Personally, I don’t remember any friends ever getting seriously injured while riding bikes or performing any other test of bravery. That said, the lapse in memory might be due to all the childhood concussions. We didn’t wear helmets in those days either. 

9 thoughts on “On-Farm Tests of Bravery

  1. “My” persimmons aren’t ripe either. Actually, I haven’t gone to the back of the farm to check, but I did think about them this afternoon. At 60, I am not about to try one before it is perfectly ripe. I did that when I was a kid and once was enough. I think everyone should try it just once in their life for the experience. 🙂 The worse thing about Persimmons it that they are so darn high on the tree. I have to throw a big stick at them to get them to fall off. I rarely find any on the ground without knocking them off because other critters like them, too. I wonder what a turkey’s face would look like if they bit into an unripe fruit, or maybe an opossum? 🙂 Thanks for sharing!

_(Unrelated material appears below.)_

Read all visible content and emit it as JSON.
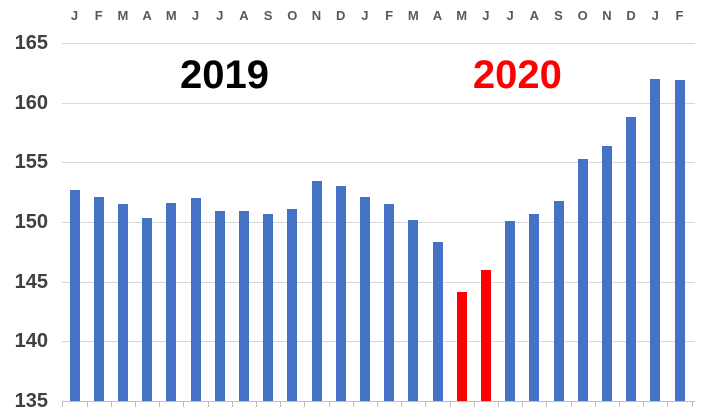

    1. Indeed, ripe persimmons usually don’t last long here either due to all the critters. I actually like the taste of ripe persimmons. Unripe, however, is a completely different story. Makes my mouth pucker just thinking about it. Thanks for reading!

  2. You’re a brilliant writer! You whizzed me right back to my own childhood and my reliable 2-wheeled charger, cycling off to our next adventure and making sure to be back in time for dinner.

  3. It’s like listening to my husband recount his childhood to our children, only names and places are different. I guess guys/boys/men all grow up the same, maybe?

    1. Good to know and thanks for reading. I think there’s a lot truth to the statement, boys will be boys, and I suspect all cultures of the world have some form of double-dog dare.

  4. As usual, well done, sir. Brought back memories. Really,really old memories. Won’t share tales of daring-do, as that would require explanation. You know, like what is an “LP”? Why did you clothespin baseball cards to your bicycle wheels? You smoked what? Good read.

    1. Ok, you’ll have to explain the baseball cards in the wheels thing. By the time I came around, packs of baseball cards were so expensive that you put them in plastic protectors, hoping that one day they’d be worth millions of dollars. Turns out all the most popular players were on steriods so now they’re basically worthless, so I might try putting them in bicycle wheels now that they’re not going to make me rich.